Species of butterfly

Acraea mirifica is a butterfly in the family Nymphalidae. It is found in Angola, northern Zambia and the Democratic Republic of the Congo (Lualaba).
==Description==

A. mirifica Lathy. Although this species differs from all other African Acraeids in the colouring of the upper surface in the male, the markings of the underside show that it belongs to this subgroup and that Eltringham has undoubtedly done rightly in placing it in the same section as anacreon and wigginsi. male : both wings above deep black, the hind wing unicolorous without markings, the forewing immediately beyond the
apex of the cell with a light yellow transverse band 4 to 5 mm. in breadth, which runs from the costal margin to the hinder angle and is angled at vein 4, and at the distal margin with small reddish dots.
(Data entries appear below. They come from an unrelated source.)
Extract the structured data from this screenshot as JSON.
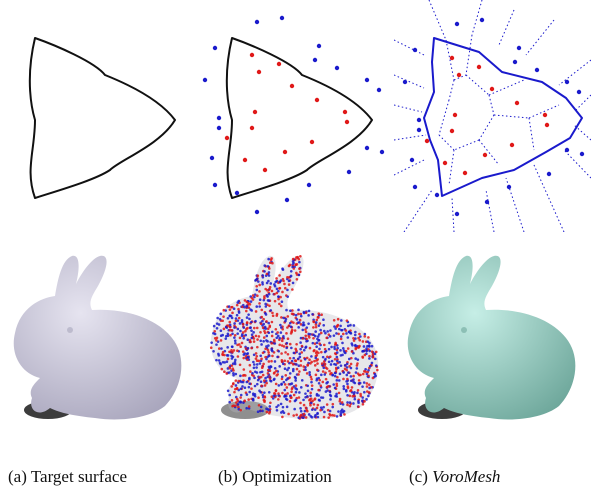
{
  "captions": {
    "a": {
      "label": "(a)",
      "text": "Target surface"
    },
    "b": {
      "label": "(b)",
      "text": "Optimization"
    },
    "c": {
      "label": "(c)",
      "text": "VoroMesh"
    }
  },
  "colors": {
    "outline": "#111111",
    "inner_point": "#e01818",
    "outer_point": "#1a1acc",
    "voronoi": "#1a1acc",
    "bunny_target": "#c9c7d8",
    "bunny_voromesh": "#9fd3c9"
  }
}
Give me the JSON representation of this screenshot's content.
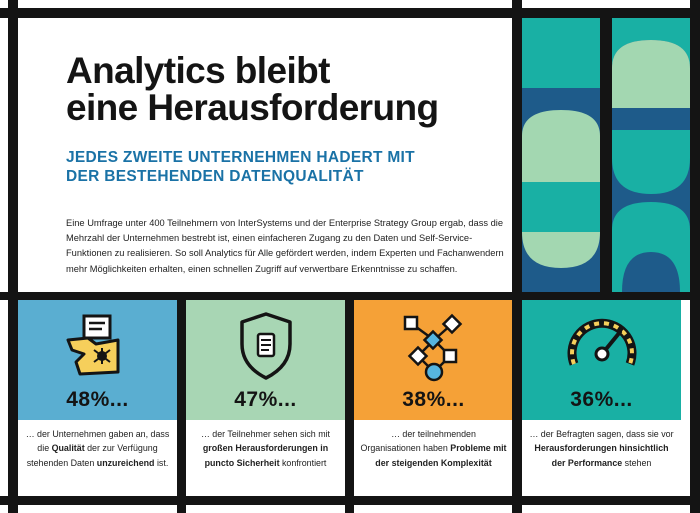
{
  "header": {
    "title_line1": "Analytics bleibt",
    "title_line2": "eine Herausforderung",
    "subtitle_line1": "JEDES ZWEITE UNTERNEHMEN HADERT MIT",
    "subtitle_line2": "DER BESTEHENDEN DATENQUALITÄT",
    "body": "Eine Umfrage unter 400 Teilnehmern von InterSystems und der Enterprise Strategy Group ergab, dass die Mehrzahl der Unternehmen bestrebt ist, einen einfacheren Zugang zu den Daten und Self-Service-Funktionen zu realisieren. So soll Analytics für Alle gefördert werden, indem Experten und Fachanwendern mehr Möglichkeiten erhalten, einen schnellen Zugriff auf verwertbare Erkenntnisse zu schaffen."
  },
  "colors": {
    "blue": "#5aaed1",
    "green": "#a8d6b4",
    "orange": "#f5a137",
    "teal": "#19b0a4",
    "navy": "#1e5b8a",
    "mint": "#a3d7b1",
    "dark": "#141414",
    "icon_yellow": "#f6cf5b",
    "icon_blue": "#56b5e0"
  },
  "stats": [
    {
      "value": "48%...",
      "icon": "chart-bug-icon",
      "desc": [
        {
          "t": "… der Unternehmen gaben an, dass die ",
          "b": false
        },
        {
          "t": "Qualität",
          "b": true
        },
        {
          "t": " der zur Verfügung stehenden Daten ",
          "b": false
        },
        {
          "t": "unzureichend",
          "b": true
        },
        {
          "t": " ist.",
          "b": false
        }
      ]
    },
    {
      "value": "47%...",
      "icon": "shield-document-icon",
      "desc": [
        {
          "t": "… der Teilnehmer sehen sich mit ",
          "b": false
        },
        {
          "t": "großen Herausforderungen in puncto Sicherheit",
          "b": true
        },
        {
          "t": " konfrontiert",
          "b": false
        }
      ]
    },
    {
      "value": "38%...",
      "icon": "network-complexity-icon",
      "desc": [
        {
          "t": "… der teilnehmenden Organisationen haben ",
          "b": false
        },
        {
          "t": "Probleme mit der steigenden Komplexität",
          "b": true
        }
      ]
    },
    {
      "value": "36%...",
      "icon": "speedometer-icon",
      "desc": [
        {
          "t": "… der Befragten sagen, dass sie vor ",
          "b": false
        },
        {
          "t": "Herausforderungen hinsichtlich der Performance",
          "b": true
        },
        {
          "t": " stehen",
          "b": false
        }
      ]
    }
  ]
}
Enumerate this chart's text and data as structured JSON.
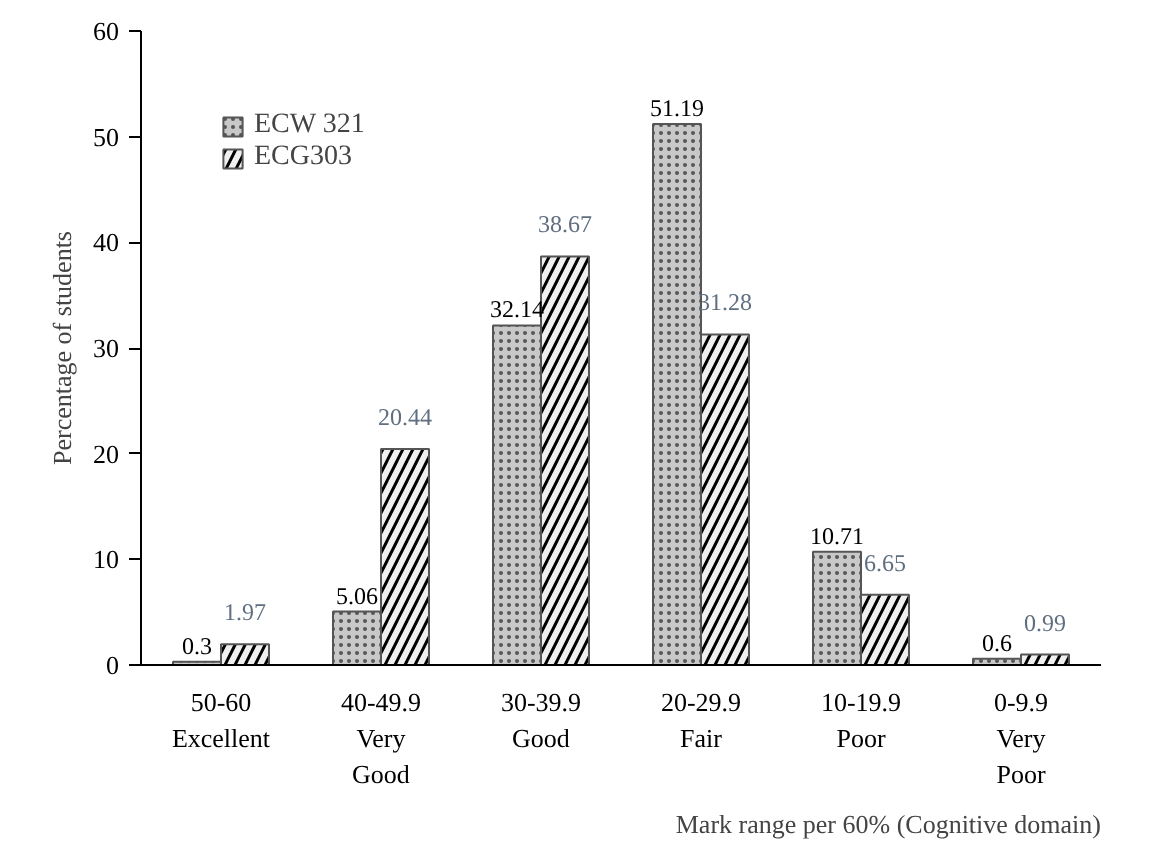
{
  "chart_data": {
    "type": "bar",
    "xlabel": "Mark range per 60% (Cognitive domain)",
    "ylabel": "Percentage of students",
    "categories": [
      "50-60\nExcellent",
      "40-49.9\nVery\nGood",
      "30-39.9\nGood",
      "20-29.9\nFair",
      "10-19.9\nPoor",
      "0-9.9\nVery\nPoor"
    ],
    "series": [
      {
        "name": "ECW 321",
        "color": "#c8c8c8",
        "values": [
          0.3,
          5.06,
          32.14,
          51.19,
          10.71,
          0.6
        ]
      },
      {
        "name": "ECG303",
        "color": "#f0f0f0",
        "values": [
          1.97,
          20.44,
          38.67,
          31.28,
          6.65,
          0.99
        ]
      }
    ],
    "ylim": [
      0,
      60
    ],
    "yticks": [
      0,
      10,
      20,
      30,
      40,
      50,
      60
    ],
    "grid": false,
    "legend": "top left",
    "data_labels": true
  }
}
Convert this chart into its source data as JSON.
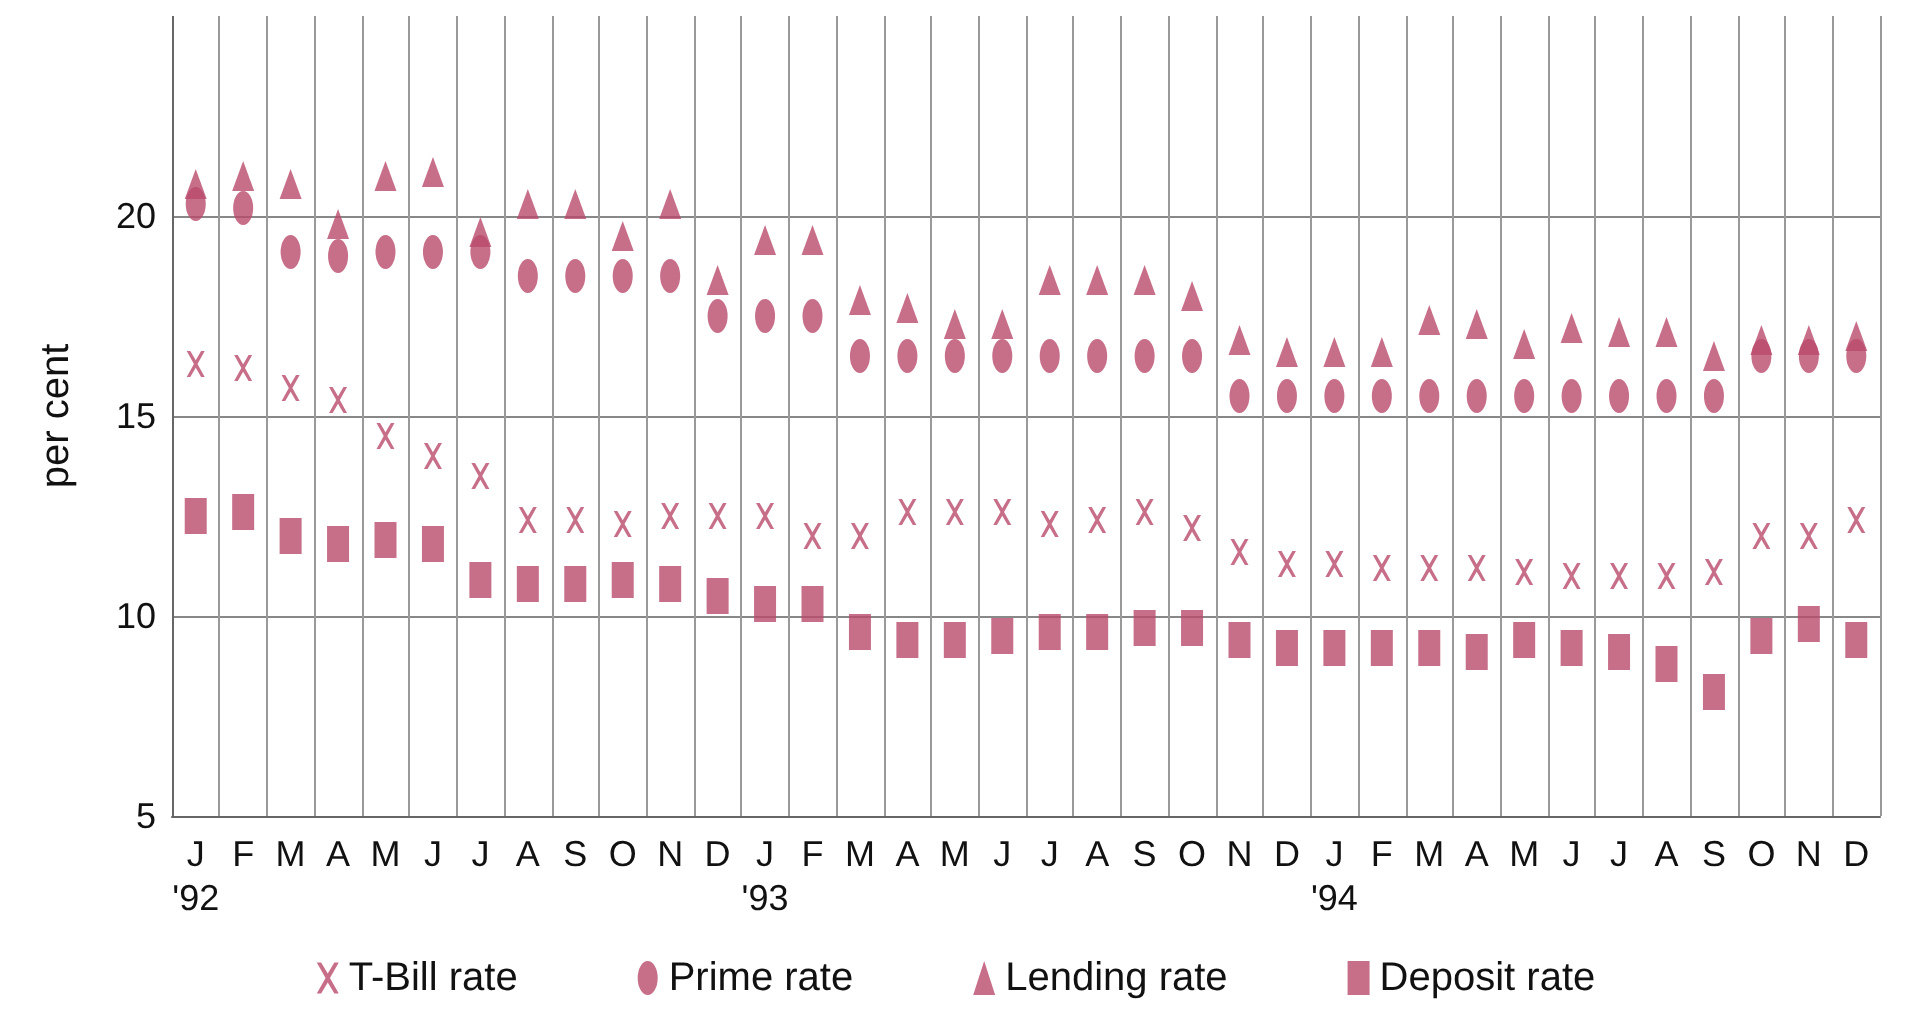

Forewing beneath in cellules 1 a to 2 and in the greater part of the cell deep black, in the apical part and at the costal margin golden yellow with narrow black, red-spotted marginal band. Hindwing beneath gold-yellow with black basal and discal dots and black marginal band, which encloses large gold-yellow marginal spots and red dots at the proximal end of the marginal spots; a red spot at the base of cellules 1 c and 8. The female differs from the male in having the forewing above dark grey with distinct black discal dots and a black marginal
band, while the yellow transverse band of the forewing is absent and both wings beneath are dull goldy yellow without any black markings except the marginal bands and the basal and discal dots. Expanse 41 to 48 mm. Angola and Rhodesia.

==Biology==
The habitat consists of marshy areas.